3D-QSAR and pharmacophore mapping of 1H-indole-2,3-dione adducts inhibiting beta-amyloid aggregation and other major targets related to Alzheimer’s Disease.

Fibrillation of b-amyloid (Ab) is recognized as key neurodegenerative process leading to the Alzheimer’s disease (AD), which is among major causes of illness and death especially in developed countries.

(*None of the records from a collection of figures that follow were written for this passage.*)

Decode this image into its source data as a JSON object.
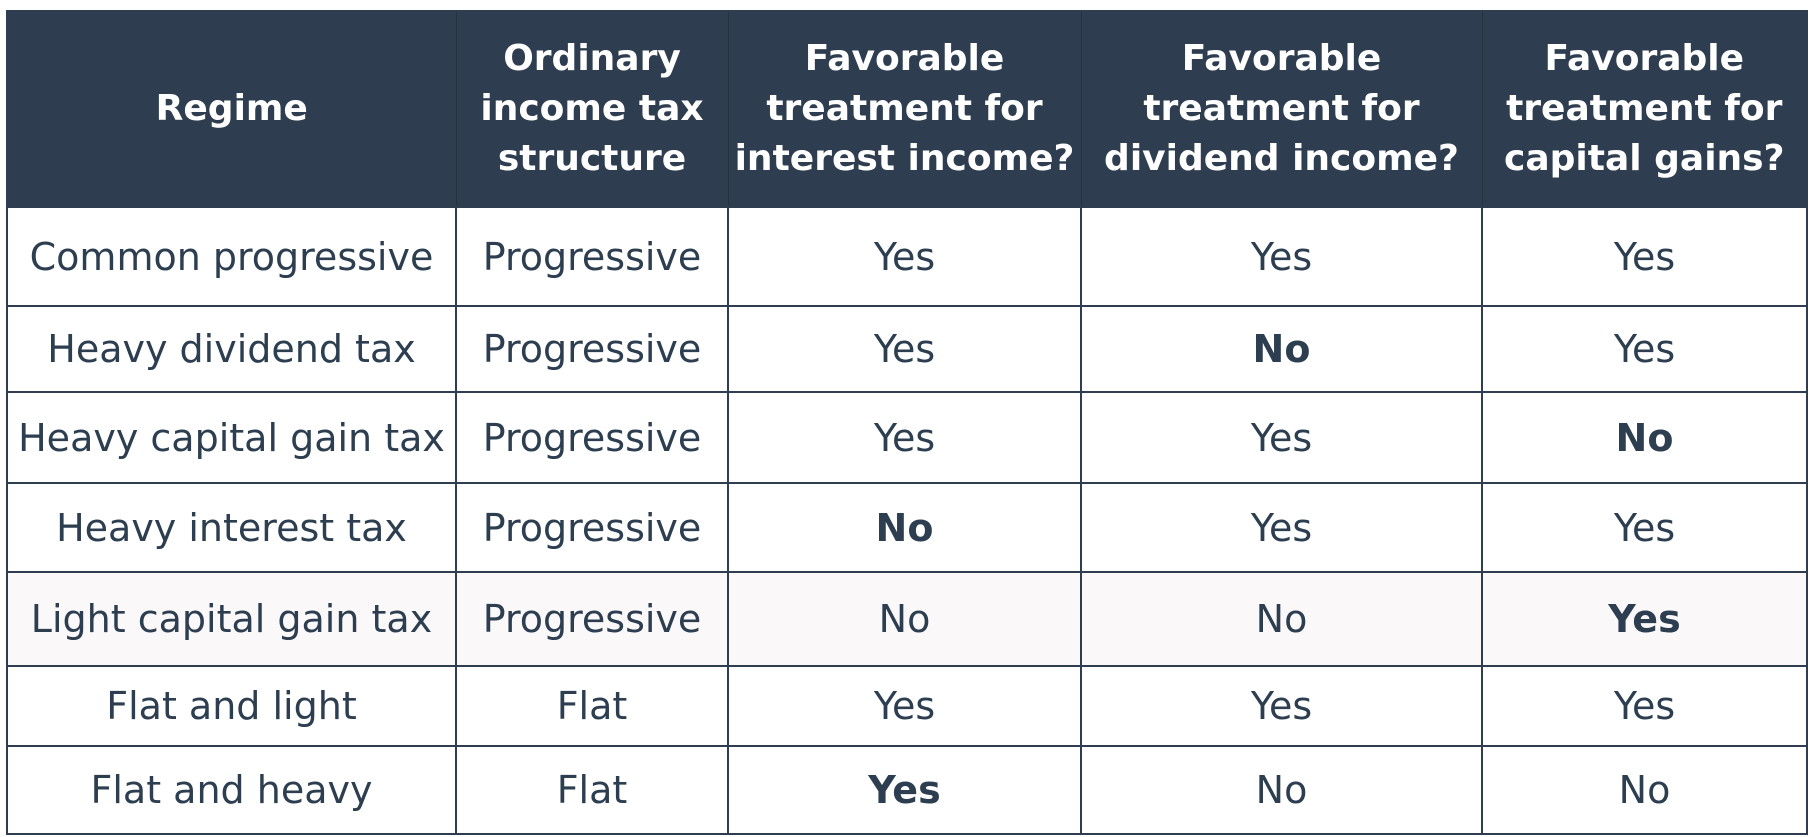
{
  "table": {
    "headers": [
      "Regime",
      "Ordinary\nincome tax\nstructure",
      "Favorable\ntreatment for\ninterest income?",
      "Favorable\ntreatment for\ndividend income?",
      "Favorable\ntreatment for\ncapital gains?"
    ],
    "rows": [
      {
        "regime": "Common progressive",
        "structure": "Progressive",
        "interest": "Yes",
        "dividend": "Yes",
        "capital_gains": "Yes",
        "bold": [],
        "highlight": false
      },
      {
        "regime": "Heavy dividend tax",
        "structure": "Progressive",
        "interest": "Yes",
        "dividend": "No",
        "capital_gains": "Yes",
        "bold": [
          "dividend"
        ],
        "highlight": false
      },
      {
        "regime": "Heavy capital gain tax",
        "structure": "Progressive",
        "interest": "Yes",
        "dividend": "Yes",
        "capital_gains": "No",
        "bold": [
          "capital_gains"
        ],
        "highlight": false
      },
      {
        "regime": "Heavy interest tax",
        "structure": "Progressive",
        "interest": "No",
        "dividend": "Yes",
        "capital_gains": "Yes",
        "bold": [
          "interest"
        ],
        "highlight": false
      },
      {
        "regime": "Light capital gain tax",
        "structure": "Progressive",
        "interest": "No",
        "dividend": "No",
        "capital_gains": "Yes",
        "bold": [
          "capital_gains"
        ],
        "highlight": true
      },
      {
        "regime": "Flat and light",
        "structure": "Flat",
        "interest": "Yes",
        "dividend": "Yes",
        "capital_gains": "Yes",
        "bold": [],
        "highlight": false
      },
      {
        "regime": "Flat and heavy",
        "structure": "Flat",
        "interest": "Yes",
        "dividend": "No",
        "capital_gains": "No",
        "bold": [
          "interest"
        ],
        "highlight": false
      }
    ]
  },
  "colors": {
    "header_bg": "#2e3e50",
    "header_text": "#ffffff",
    "body_text": "#2c3e50",
    "border": "#2e3e50",
    "highlight_row": "#fbf8f9"
  }
}
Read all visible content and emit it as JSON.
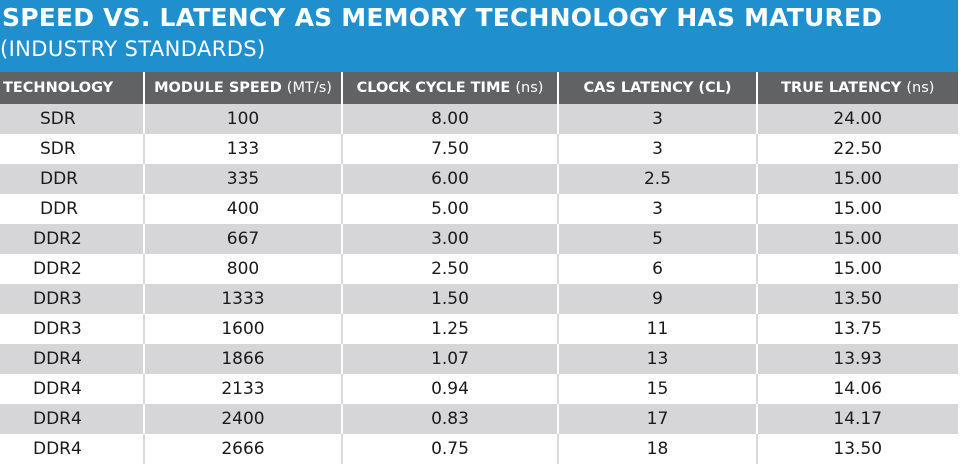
{
  "header": {
    "title": "SPEED VS. LATENCY AS MEMORY TECHNOLOGY HAS MATURED",
    "subtitle": "(INDUSTRY STANDARDS)",
    "band_color": "#1f8fce",
    "header_row_color": "#616264",
    "stripe_color": "#d6d6d8"
  },
  "chart_data": {
    "type": "table",
    "title": "SPEED VS. LATENCY AS MEMORY TECHNOLOGY HAS MATURED",
    "subtitle": "(INDUSTRY STANDARDS)",
    "columns": [
      {
        "label": "TECHNOLOGY",
        "unit": ""
      },
      {
        "label": "MODULE SPEED ",
        "unit": "(MT/s)"
      },
      {
        "label": "CLOCK CYCLE TIME ",
        "unit": "(ns)"
      },
      {
        "label": "CAS LATENCY (CL)",
        "unit": ""
      },
      {
        "label": "TRUE LATENCY ",
        "unit": "(ns)"
      }
    ],
    "rows": [
      [
        "SDR",
        "100",
        "8.00",
        "3",
        "24.00"
      ],
      [
        "SDR",
        "133",
        "7.50",
        "3",
        "22.50"
      ],
      [
        "DDR",
        "335",
        "6.00",
        "2.5",
        "15.00"
      ],
      [
        "DDR",
        "400",
        "5.00",
        "3",
        "15.00"
      ],
      [
        "DDR2",
        "667",
        "3.00",
        "5",
        "15.00"
      ],
      [
        "DDR2",
        "800",
        "2.50",
        "6",
        "15.00"
      ],
      [
        "DDR3",
        "1333",
        "1.50",
        "9",
        "13.50"
      ],
      [
        "DDR3",
        "1600",
        "1.25",
        "11",
        "13.75"
      ],
      [
        "DDR4",
        "1866",
        "1.07",
        "13",
        "13.93"
      ],
      [
        "DDR4",
        "2133",
        "0.94",
        "15",
        "14.06"
      ],
      [
        "DDR4",
        "2400",
        "0.83",
        "17",
        "14.17"
      ],
      [
        "DDR4",
        "2666",
        "0.75",
        "18",
        "13.50"
      ]
    ]
  }
}
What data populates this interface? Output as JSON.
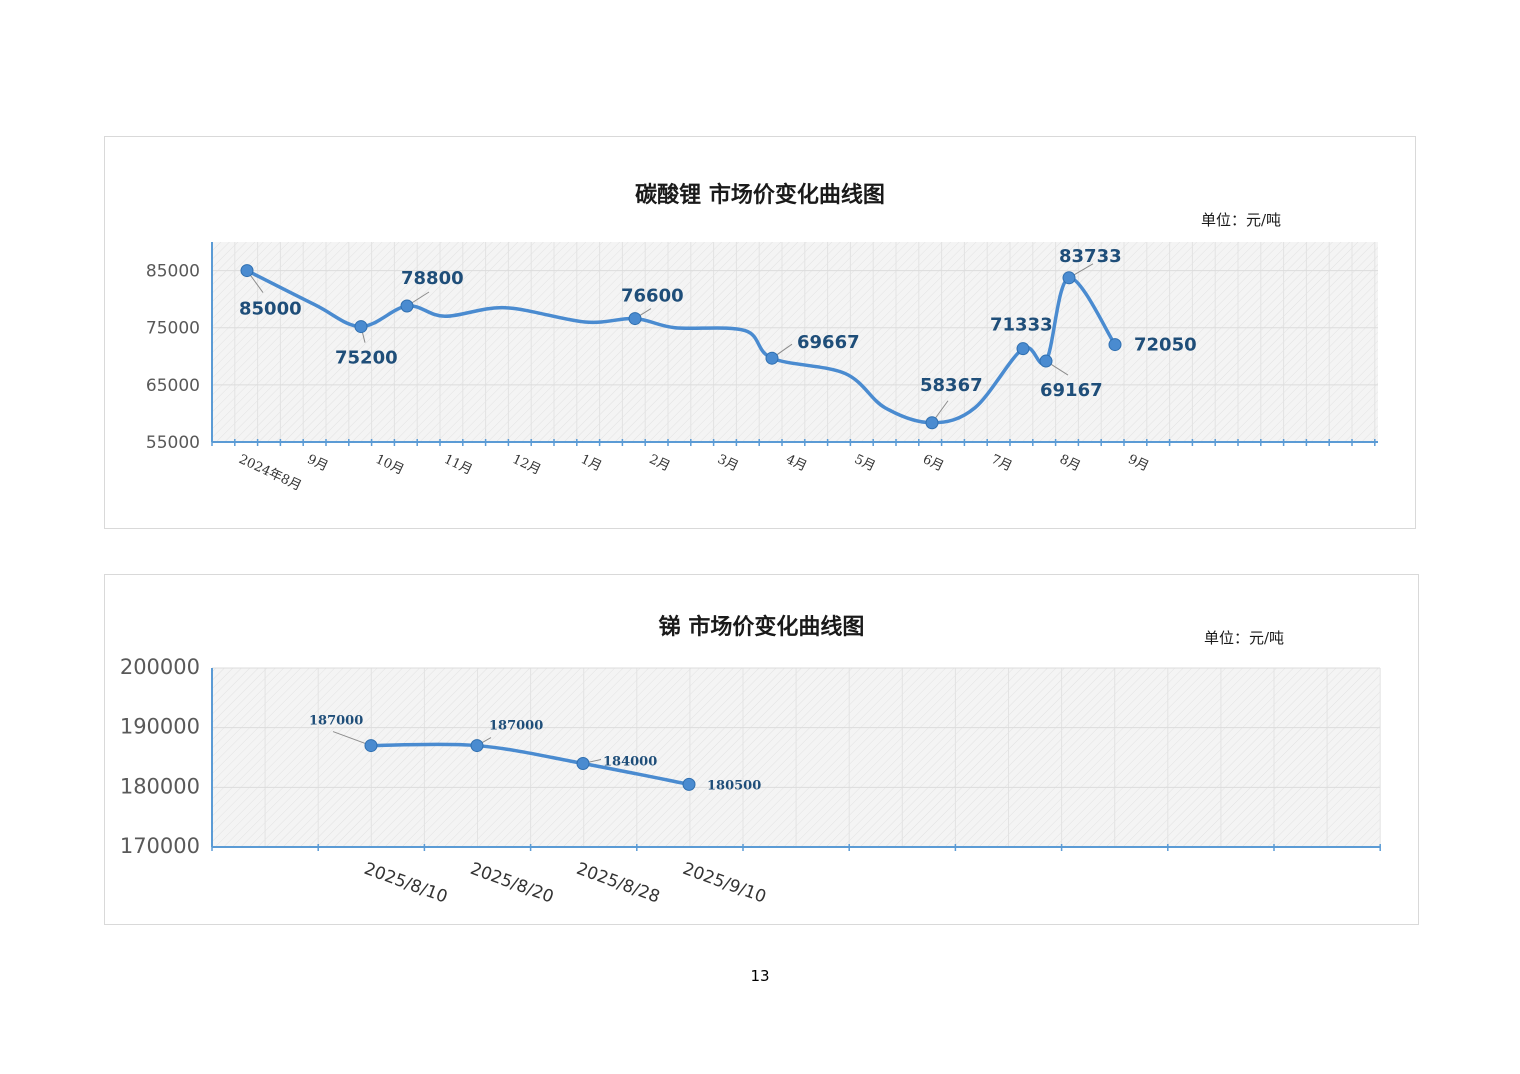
{
  "page": {
    "number": "13"
  },
  "chart_data": [
    {
      "type": "line",
      "title": "碳酸锂 市场价变化曲线图",
      "unit": "单位：元/吨",
      "x": [
        "2024/8",
        "2024/10/初",
        "2024/10/中",
        "2025/2/初",
        "2025/4/初",
        "2025/6/中",
        "2025/7/末",
        "2025/8/初",
        "2025/8/中",
        "2025/9/初"
      ],
      "tick_labels": [
        "2024年8月",
        "9月",
        "10月",
        "11月",
        "12月",
        "1月",
        "2月",
        "3月",
        "4月",
        "5月",
        "6月",
        "7月",
        "8月",
        "9月"
      ],
      "series": [
        {
          "values": [
            85000,
            75200,
            78800,
            76600,
            69667,
            58367,
            71333,
            69167,
            83733,
            72050
          ]
        }
      ],
      "data_labels": [
        "85000",
        "75200",
        "78800",
        "76600",
        "69667",
        "58367",
        "71333",
        "69167",
        "83733",
        "72050"
      ],
      "yticks": [
        "55000",
        "65000",
        "75000",
        "85000"
      ],
      "ylim": [
        55000,
        90000
      ],
      "grid": true,
      "color": "#4a8bd0",
      "label_color": "#1f4e79"
    },
    {
      "type": "line",
      "title": "锑  市场价变化曲线图",
      "unit": "单位：元/吨",
      "x": [
        "2025/8/10",
        "2025/8/20",
        "2025/8/28",
        "2025/9/10"
      ],
      "tick_labels": [
        "2025/8/10",
        "2025/8/20",
        "2025/8/28",
        "2025/9/10"
      ],
      "series": [
        {
          "values": [
            187000,
            187000,
            184000,
            180500
          ]
        }
      ],
      "data_labels": [
        "187000",
        "187000",
        "184000",
        "180500"
      ],
      "yticks": [
        "170000",
        "180000",
        "190000",
        "200000"
      ],
      "ylim": [
        170000,
        200000
      ],
      "grid": true,
      "color": "#4a8bd0",
      "label_color": "#1f4e79"
    }
  ]
}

Unfortunately, current therapeutic approaches for AD are still limited to the symptomatic treatment of memory impairment by acetylcholinesterase (AChE) inhibitors and memantine as NMDA antagonist, whereas research efforts are focused on targeting Ab aggregation and related neurotoxicity and the discovery of molecules able to inhibit one or more steps of the amyloid cascade1. In this context, our medicinal chemistry research programs have long been focused on a multitarget approach having the anti-amyloidogenic activity as the central feature, and in previously works we investigated the chemical space around the isatin/indolinone molecular core, disclosing potent in- vitro inhibitors of Ab aggregation, acting at different stages of fibrillogenesis2,3. In this study, thirty- six indole derivatives, 3-(2-phenylhydrazono) isatins and structurally related 1H-indole-3- carbaldehyde compounds, were synthesized and assayed as inhibitors of Ab aggregation whit IC50 values from sub- to two-digit micromolar range4. Some of the new compounds were tested also for their inhibitory activity against monoamine oxidases (MAO A/B), showing noteworthy multitarget activity. Moreover, a cell-based assay in tau overexpressing bacterial cells disclosed promising additional activity of some derivatives against tau aggregation. The data of about ninety already reported and newly synthesized indolinone derivatives were used to generate a pharmacophore hypothesis of anti-amyloidogenic activity, discriminating ‘active’ from ‘inactive’ (or poorly active) compounds. An atom-based 3D-QSAR model was also derived for about 80% of ‘active’ compounds. The 3D-QSAR model (encompassing 4 PLS latent variables), featuring predictive statistics both in training (n = 45, q2 = 0.596) and external test set (n = 14, r2ext = 0.695), usefully complemented the pharmacophore model, shedding light on the physicochemical features mainly correlated with the Ab anti-aggregating potency. This in-silico approaches allowed us to furnish more confident predictions for de novo design and/or molecular optimization of new indolinone-based anti-AD small molecule agents.